Dabei stand er mit den Gebäuden und Ritualen der Kirche auf Kriegsfuß und musste immer gewahr sein, von der Kirche verfolgt und vernichtet zu werden. „Ich behaupte und sage, es sei nützlicher, wenn man den Armen ihre Schäden wäscht, wenn deren Wunden verbunden werden, als wenn man in der Messe steht, um in der Prim und in der Terz in Vesper und Complet zu plärren. Ihr saget, ich sei deshalb unchristlich und handle gegen den christlichen Glauben. Ich habe es jedoch von Christus, der sagt: ’Du sollst speisen, tränken, und kleiden’, an die Messe hat er dabei nicht gedacht“. Zwei der vier Säulen, die die Heilkunst tragen, sieht Paracelsus immer nur in Gemeinschaft. Dabei meint er die Philosophie und die Astronomie. Schon aus ägyptischen Mysterienkulten wird diese Denkweise deutlich. Heute hat kein westlich ausgebildeter Medizinstudent auch nur ein Fünkchen von Philosophieunterricht, von Astronomie ganz zu schweigen,
„Wer die Philosophie nicht studiert hat …, der gibt einen Arzt ab, wie ein Kaminfeger einen Bäckerknecht“. Mit der Philosophie erhält man die Möglichkeit, das Unsichtbare zu begreifen. Philosophie ist nach Paracelsus das Wissen über „das Licht in der Natur. … Sie ist die Erkenntnis der Gewächse der Erde und des Wassers, ihrer Natur und ihrer Kraft. Der ist auch ein Philosoph, der den Lauf des Menschen kennt, ihn erfahren hat und ihn erkundet“. Alles in der Natur ist gekennzeichnet. Nur mit einer philosophischen Betrachtung erschließen sich diese Zeichen der Natur und man erkennt, was mit den einzelnen Pflanzen in der Heilkunst anzufangen ist. Die Astronomie bestimmt den Zeitpunkt der Ernte und Verarbeitung sowie der optimalen Einnahme. So lässt sich die geistartige „Urkraft“ der Materie erkennen und in Form der „Quintessenz“ heilkräftig einsetzen. Die Lehre von diesen Zusammenhängen nennt Paracelsus „goldene Ketten“.

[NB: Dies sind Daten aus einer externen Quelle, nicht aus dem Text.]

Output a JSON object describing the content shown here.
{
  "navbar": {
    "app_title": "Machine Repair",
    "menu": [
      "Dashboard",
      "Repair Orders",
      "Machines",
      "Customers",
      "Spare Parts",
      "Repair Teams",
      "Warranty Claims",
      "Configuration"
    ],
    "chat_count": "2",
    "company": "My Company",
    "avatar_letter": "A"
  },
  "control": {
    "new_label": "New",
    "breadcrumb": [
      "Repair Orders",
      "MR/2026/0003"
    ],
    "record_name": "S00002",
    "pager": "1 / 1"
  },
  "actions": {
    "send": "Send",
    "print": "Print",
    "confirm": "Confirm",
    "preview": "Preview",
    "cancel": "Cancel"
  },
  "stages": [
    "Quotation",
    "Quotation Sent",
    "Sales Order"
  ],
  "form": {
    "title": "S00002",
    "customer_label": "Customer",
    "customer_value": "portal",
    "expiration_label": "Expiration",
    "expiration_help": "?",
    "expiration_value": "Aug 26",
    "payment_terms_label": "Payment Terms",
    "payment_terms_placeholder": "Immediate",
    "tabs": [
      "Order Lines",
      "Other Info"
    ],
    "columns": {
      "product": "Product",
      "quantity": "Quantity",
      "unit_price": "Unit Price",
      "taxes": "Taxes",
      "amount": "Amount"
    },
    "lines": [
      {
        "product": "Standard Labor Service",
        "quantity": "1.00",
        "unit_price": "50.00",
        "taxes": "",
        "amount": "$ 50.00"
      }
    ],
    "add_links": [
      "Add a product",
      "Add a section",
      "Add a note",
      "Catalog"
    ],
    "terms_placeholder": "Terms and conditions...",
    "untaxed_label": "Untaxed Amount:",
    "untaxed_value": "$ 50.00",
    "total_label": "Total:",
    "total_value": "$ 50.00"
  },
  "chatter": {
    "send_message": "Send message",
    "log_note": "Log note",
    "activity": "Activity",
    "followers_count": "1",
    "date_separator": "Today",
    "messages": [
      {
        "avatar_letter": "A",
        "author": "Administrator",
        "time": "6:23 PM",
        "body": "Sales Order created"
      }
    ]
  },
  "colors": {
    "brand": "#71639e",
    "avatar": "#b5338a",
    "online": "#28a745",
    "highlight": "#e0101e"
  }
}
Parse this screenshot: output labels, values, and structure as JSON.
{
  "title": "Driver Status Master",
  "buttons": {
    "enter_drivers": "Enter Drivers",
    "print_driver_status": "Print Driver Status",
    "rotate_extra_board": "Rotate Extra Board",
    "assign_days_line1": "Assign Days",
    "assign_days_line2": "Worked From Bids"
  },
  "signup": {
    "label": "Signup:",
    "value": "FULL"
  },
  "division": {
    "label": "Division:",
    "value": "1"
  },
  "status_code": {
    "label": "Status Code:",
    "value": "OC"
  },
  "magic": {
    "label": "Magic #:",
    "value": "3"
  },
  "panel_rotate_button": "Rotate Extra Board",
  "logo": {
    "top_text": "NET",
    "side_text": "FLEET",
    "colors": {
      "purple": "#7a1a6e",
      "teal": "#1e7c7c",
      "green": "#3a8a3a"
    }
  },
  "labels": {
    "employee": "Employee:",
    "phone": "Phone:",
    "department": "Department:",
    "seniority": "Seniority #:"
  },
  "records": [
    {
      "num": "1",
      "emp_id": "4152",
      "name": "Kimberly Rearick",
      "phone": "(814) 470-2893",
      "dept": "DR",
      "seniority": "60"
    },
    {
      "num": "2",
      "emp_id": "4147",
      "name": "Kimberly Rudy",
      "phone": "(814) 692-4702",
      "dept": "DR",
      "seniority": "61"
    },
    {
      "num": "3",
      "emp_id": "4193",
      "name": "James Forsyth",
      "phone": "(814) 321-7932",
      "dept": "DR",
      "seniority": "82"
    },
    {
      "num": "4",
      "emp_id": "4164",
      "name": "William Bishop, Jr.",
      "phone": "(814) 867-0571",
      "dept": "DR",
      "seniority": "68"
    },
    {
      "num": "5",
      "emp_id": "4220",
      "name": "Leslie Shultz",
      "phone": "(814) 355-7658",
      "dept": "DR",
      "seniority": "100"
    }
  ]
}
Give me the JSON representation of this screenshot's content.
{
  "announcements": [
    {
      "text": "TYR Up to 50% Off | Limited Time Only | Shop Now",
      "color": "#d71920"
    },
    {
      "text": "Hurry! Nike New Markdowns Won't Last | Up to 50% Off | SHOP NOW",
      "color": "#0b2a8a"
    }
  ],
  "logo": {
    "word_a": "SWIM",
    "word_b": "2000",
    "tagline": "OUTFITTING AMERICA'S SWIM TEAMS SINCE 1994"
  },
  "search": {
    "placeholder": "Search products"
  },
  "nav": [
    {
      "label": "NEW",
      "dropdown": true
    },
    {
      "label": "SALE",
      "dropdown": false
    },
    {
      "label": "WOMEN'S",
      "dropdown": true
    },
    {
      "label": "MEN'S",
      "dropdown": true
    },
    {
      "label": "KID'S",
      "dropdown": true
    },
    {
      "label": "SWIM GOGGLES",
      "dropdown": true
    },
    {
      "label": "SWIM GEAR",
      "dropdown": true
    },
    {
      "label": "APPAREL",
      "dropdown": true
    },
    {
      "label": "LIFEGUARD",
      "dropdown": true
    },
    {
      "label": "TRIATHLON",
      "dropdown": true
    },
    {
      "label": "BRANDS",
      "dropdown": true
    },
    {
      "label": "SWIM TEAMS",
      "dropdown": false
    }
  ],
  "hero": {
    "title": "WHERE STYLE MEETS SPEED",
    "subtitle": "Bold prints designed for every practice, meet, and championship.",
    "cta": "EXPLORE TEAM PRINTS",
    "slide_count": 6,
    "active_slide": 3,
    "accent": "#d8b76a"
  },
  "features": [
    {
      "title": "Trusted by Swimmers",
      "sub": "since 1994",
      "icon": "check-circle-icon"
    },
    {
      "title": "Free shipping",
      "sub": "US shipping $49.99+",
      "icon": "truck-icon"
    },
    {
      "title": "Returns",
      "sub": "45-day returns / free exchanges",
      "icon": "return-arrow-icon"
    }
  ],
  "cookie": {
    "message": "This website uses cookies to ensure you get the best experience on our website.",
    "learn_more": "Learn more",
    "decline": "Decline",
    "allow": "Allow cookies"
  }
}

Die letzte von den vier Säulen der Heilkunst findet man in bestimmten Umwandlungsprozessen von Materie. Diese Umwandlungsprozesse nennt man Transmutationen. Jede dieser Transmutationen soll neben der Umwandlung der Materie gleichzeitig durch Erkenntnisse Untugend in Tugend verwandeln. Diesem Prozess unterliegen sowohl die an diesem Werk beteiligten Personen wie auch die Menschen, die derartig transmutierte Medikamente einnehmen.